The Walgreen Drug store in the heart of downtown Winston-Salem closed its lunch counter shortly before noon while the Kress store, scene of a demonstration Monday, did not open its lunch counter for Negroes, closed both counters shortly after noon after 10-12 Negroes sat at the white counter without being served. Herman Warren, store manager, said "it must be an outside element. It irritated our regular Negro customers".

O'Hanlon's drug store in Winston-Salem closed its counter shortly after 3 p.m. when a group of Negroes attempted to gain service.
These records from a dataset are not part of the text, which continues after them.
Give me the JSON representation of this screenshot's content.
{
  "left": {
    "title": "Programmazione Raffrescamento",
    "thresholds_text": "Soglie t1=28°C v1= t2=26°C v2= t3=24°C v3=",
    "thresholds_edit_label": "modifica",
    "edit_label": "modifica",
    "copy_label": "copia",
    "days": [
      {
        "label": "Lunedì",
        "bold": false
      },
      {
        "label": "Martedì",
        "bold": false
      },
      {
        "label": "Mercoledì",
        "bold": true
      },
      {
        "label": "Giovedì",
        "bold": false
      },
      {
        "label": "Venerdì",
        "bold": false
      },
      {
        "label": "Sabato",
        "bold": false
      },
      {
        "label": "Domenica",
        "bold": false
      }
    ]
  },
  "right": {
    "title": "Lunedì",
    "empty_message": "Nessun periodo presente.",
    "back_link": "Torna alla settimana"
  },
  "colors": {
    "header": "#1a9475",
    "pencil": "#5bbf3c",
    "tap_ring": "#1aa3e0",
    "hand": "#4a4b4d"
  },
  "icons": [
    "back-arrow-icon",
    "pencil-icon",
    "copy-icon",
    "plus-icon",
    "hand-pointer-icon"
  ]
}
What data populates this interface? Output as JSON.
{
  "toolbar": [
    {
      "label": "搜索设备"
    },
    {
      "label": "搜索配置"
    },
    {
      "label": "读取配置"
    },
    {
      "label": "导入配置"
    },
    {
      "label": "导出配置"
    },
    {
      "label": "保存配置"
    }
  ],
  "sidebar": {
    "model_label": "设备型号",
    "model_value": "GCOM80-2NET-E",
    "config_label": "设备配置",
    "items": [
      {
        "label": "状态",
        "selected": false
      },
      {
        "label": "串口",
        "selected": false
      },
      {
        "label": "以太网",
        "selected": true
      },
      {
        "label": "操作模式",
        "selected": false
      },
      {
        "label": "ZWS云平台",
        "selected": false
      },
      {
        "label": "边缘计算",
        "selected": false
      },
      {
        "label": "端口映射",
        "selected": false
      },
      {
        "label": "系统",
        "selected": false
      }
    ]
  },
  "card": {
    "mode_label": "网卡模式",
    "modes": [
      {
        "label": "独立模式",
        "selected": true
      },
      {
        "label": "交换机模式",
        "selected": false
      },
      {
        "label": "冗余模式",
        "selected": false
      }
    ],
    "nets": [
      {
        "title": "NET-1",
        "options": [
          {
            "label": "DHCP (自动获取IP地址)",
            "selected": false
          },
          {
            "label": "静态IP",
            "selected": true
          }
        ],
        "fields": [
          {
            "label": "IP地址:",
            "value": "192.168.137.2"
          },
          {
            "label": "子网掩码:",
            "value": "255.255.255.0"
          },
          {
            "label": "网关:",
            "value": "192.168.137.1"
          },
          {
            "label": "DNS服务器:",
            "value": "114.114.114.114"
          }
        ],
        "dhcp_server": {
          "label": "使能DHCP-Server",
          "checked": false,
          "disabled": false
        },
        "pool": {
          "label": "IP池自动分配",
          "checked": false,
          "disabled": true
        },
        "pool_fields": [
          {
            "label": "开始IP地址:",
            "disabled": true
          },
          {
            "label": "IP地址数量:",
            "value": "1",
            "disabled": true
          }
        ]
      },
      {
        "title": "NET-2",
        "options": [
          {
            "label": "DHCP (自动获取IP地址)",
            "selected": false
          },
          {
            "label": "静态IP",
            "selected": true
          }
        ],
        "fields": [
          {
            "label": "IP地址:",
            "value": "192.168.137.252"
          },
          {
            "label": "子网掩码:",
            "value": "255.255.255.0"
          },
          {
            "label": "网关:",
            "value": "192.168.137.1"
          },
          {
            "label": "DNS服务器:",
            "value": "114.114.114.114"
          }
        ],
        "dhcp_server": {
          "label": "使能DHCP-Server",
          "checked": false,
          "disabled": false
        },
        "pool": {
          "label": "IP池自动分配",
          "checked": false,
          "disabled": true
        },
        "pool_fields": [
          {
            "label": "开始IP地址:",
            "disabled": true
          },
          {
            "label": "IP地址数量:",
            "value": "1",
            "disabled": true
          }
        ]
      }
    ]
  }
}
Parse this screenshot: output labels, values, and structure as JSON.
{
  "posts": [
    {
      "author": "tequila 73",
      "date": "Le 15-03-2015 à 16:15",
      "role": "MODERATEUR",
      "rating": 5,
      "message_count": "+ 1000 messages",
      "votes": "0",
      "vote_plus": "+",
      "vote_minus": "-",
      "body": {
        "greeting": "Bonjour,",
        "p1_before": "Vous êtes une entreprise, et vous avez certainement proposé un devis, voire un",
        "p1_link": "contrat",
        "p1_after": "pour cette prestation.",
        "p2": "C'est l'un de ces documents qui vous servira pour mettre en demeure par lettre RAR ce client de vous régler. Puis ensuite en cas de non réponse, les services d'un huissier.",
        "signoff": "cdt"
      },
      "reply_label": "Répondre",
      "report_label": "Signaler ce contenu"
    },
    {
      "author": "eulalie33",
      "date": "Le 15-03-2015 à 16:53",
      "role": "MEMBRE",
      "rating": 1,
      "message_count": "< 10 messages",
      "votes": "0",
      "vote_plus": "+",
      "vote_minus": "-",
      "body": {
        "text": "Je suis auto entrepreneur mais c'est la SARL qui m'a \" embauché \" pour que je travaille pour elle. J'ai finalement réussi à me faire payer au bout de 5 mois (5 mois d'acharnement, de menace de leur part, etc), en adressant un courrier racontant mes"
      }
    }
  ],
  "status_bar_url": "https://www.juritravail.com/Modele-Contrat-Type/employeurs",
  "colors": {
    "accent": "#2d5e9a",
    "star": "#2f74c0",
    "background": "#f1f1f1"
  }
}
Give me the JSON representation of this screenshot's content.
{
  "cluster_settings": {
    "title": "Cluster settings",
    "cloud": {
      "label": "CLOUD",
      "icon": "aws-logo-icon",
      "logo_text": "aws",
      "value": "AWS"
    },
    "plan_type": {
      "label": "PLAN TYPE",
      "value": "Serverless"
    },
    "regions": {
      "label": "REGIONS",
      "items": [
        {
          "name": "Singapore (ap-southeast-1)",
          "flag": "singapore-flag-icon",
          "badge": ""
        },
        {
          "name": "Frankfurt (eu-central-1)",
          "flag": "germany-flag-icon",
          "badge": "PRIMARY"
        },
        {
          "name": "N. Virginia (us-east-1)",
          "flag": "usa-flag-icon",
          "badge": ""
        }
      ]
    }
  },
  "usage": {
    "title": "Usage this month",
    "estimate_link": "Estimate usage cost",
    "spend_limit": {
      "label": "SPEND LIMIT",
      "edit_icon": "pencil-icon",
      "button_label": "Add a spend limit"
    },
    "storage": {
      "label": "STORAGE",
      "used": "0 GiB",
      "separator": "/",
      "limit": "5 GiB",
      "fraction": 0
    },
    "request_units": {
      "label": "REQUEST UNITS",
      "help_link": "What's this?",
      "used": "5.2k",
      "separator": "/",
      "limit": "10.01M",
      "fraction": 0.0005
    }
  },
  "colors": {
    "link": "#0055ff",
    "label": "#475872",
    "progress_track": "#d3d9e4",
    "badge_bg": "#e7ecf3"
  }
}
A drug store in the huge Reynolds building Bobbit's drugs, closed its lunch counter after they had served a few Negroes "until further notice . . . in the interest of public safety" about the same time and for the same reason.

The H.L. Green Department Store, which maintains a separate counter for Winston-Salem Negroes located in a different section from the white counter, closed both counters today.


CHARLOTTE, Feb. 9 A passive resistance movement by North Carolina Negro students against segregated lunch counter service spread to Charlotte today, guided by a young ministerial student.

"I have no malice, no jealousy, no hatred, no envy," said Joseph Charles Jones, a Negro student at Johnson C. Smith University.

"All I want is to come in and place my order and be served and leave a tip if I feel like it."

"Of course, this movement here and those in Greensboro, Winston-Salem and Durham are interrelated," said Jones, "in that they are parts of my race's efforts to secure God-given rights.

"But they are not a part of a plan and were undertaken independently. We did not consult with groups or individuals at the other schools. There is no organization behind us."

Jones disclaimed leadership of the Charlotte demonstrators, yet periodically received whispered reports from the students. And when a reporter began to question a demonstrator, Jones moved down the line of counter seats, saying, "Don't talk to anyone."

He denied that he was their spokesman, yet he was the only one of their number who talked freely.


CHARLOTTE, Feb. 9 A Negro minister and newspaper publisher condemned student demonstrations for an end to segregated lunch counter service today as "uncalled for, unnecessary, ill-advised and inexpedient."

Dr. J.S. Nathaniel Tross, pastor of an AME Zion Church here and publisher of the weekly Charlotte Post, made the statement in a radio interview.

Dr. Tross asserted that the demonstration in Charlotte was inspired and financed outside the city, but did not elaborate.